Morningstar has unveiled the latest analysis tool for investors:
Risk Analyzer. This new feature is designed to assist investors with analyzing risks to their portfolio,
Mark Wright, director of tools and portfolio content at the firm, told the MutualFundWire.com.
The tool is intended to identify which investments are the riskiest and provide adjustments for the risk levels in a given portfolio. The service provides a graph to illustrate what that investor could loose in a bear market.
"Investing is always a balancing act between risk and return," Wright, reported. "Now
we've tipped the scales in investors' favor with a tool that removes the
guesswork. And we've done it in a straightforward, meaningful way. Instead of
displaying abstract measures that can confuse investors, Risk Analyzer shows
potential dollar losses for a particular portfolio, something everyone can
easily understand."
The Risk Analyzer is a free service, but users must register with Morningstar. It can only be used for portfolios that are entered into the web service.

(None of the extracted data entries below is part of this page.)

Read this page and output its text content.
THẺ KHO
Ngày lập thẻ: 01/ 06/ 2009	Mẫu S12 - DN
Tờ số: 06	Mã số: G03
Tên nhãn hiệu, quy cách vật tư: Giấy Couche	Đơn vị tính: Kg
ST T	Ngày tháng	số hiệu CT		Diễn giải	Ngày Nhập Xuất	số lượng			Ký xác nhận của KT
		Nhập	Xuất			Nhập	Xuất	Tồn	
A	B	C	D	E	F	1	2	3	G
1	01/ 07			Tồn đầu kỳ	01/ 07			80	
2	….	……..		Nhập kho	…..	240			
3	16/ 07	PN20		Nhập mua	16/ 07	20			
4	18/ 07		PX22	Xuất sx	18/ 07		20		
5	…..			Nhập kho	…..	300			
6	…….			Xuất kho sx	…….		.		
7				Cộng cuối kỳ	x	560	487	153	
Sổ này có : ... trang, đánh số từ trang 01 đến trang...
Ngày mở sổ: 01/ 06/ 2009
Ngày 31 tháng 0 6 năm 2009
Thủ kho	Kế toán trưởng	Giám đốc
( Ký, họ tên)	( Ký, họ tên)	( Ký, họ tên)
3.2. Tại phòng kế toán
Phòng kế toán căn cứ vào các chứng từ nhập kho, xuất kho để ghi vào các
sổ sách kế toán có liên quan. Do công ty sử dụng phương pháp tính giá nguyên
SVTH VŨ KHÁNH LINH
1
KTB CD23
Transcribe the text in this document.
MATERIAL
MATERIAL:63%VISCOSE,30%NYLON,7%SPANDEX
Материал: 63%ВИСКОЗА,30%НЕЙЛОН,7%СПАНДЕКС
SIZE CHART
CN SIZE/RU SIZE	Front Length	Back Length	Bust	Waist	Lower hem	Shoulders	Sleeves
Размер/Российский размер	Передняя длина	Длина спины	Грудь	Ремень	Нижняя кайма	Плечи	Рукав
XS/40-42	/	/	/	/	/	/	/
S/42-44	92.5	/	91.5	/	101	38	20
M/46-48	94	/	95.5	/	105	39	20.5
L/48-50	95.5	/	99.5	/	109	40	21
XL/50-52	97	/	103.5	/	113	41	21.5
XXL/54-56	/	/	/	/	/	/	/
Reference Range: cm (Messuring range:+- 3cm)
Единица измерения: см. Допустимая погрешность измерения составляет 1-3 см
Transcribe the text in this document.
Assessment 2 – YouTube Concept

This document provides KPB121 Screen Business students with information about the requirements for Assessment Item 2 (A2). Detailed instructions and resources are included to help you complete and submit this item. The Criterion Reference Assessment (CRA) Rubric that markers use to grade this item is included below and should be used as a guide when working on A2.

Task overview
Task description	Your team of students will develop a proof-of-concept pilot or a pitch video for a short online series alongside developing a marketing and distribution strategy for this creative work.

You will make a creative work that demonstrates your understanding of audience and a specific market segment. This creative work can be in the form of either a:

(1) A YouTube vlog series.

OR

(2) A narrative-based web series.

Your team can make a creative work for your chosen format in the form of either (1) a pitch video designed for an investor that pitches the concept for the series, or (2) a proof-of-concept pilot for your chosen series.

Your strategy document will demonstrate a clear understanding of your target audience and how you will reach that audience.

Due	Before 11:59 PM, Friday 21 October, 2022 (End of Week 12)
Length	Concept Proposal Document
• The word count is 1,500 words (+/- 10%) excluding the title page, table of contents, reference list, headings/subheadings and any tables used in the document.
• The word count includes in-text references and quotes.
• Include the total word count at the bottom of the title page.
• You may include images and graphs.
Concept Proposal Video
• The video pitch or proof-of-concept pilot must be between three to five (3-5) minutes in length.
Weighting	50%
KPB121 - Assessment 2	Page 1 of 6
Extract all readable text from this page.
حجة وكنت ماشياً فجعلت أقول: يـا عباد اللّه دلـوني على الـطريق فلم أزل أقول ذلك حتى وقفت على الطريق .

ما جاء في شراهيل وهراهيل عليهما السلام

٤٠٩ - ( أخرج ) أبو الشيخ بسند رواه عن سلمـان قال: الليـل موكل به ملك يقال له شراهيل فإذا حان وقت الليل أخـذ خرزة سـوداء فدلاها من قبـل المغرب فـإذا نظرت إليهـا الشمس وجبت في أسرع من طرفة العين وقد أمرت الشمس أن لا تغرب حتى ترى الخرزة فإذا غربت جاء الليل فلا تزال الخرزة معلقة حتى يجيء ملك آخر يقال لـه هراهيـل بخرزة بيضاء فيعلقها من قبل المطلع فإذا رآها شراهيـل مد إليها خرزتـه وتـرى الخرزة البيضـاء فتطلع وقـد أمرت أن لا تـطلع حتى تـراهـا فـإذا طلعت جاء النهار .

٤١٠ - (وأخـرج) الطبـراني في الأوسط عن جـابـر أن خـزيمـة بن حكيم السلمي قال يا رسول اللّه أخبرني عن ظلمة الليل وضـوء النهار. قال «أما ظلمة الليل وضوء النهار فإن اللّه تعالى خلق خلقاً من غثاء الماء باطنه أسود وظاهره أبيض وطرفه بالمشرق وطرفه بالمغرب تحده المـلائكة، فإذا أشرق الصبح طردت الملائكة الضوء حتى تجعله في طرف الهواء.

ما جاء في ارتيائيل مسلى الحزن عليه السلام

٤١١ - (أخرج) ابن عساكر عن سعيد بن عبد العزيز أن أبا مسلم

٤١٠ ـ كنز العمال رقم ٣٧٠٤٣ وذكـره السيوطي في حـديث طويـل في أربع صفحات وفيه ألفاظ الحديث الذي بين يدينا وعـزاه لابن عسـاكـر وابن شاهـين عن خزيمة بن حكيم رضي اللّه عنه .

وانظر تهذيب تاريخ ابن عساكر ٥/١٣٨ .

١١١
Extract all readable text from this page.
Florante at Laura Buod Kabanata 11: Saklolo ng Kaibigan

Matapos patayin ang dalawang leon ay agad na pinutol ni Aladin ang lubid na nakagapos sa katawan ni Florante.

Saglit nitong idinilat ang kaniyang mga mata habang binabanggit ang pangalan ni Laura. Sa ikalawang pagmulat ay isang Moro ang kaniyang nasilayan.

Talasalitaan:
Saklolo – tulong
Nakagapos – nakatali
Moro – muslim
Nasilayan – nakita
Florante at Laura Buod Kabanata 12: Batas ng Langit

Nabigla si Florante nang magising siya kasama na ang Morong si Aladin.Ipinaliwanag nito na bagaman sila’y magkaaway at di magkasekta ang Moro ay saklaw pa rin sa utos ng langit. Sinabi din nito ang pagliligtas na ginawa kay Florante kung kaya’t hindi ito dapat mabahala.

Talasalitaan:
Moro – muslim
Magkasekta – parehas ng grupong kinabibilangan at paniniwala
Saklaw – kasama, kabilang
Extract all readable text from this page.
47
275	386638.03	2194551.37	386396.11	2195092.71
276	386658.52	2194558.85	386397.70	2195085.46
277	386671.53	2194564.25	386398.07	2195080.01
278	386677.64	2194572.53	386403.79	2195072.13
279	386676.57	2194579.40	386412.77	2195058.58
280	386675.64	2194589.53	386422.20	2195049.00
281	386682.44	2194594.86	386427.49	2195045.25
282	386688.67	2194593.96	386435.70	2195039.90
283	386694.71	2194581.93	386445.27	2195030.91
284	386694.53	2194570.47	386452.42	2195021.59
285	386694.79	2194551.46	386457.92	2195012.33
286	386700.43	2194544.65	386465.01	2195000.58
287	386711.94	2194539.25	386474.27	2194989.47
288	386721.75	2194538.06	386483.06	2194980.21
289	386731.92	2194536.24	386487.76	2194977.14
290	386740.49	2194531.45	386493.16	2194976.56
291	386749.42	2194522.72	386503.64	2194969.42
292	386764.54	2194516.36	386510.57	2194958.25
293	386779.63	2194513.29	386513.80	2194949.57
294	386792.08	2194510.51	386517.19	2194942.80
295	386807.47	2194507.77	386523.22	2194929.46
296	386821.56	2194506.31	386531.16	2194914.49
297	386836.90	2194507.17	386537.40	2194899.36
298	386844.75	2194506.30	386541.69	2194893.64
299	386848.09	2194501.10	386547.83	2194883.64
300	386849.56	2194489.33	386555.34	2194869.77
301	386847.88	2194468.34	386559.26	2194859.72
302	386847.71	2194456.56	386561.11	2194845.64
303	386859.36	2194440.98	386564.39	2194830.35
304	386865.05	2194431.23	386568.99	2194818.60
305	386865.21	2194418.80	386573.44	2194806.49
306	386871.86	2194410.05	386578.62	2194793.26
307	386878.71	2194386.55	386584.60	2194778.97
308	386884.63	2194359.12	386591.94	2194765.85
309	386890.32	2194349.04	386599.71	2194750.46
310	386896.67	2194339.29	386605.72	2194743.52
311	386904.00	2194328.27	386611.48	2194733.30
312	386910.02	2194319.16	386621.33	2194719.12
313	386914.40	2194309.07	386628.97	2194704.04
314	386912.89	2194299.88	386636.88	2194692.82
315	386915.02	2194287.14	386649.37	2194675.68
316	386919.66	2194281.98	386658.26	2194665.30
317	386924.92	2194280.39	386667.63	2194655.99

"Risk Analyzer models the historic performance of each of the holdings in the portfolio," the executive continued. "It analyzes how they interact. And there are two ways you can go when you get the results. You can change holdings manually, or you can utilize an automated mechanism."
"We are looking to create more efficient portfolios. We want to help the investor answer two questions: how much risk am I taking with my portfolio? and can I make a better portfolio? What is unique about this system is that it looks at individual holdings and not asset classes," he contended.
Wright also stated that the Risk Analyzer would be perfect for 401(k) participants who might be nervous about their plans and who were looking to see if they were properly diversified.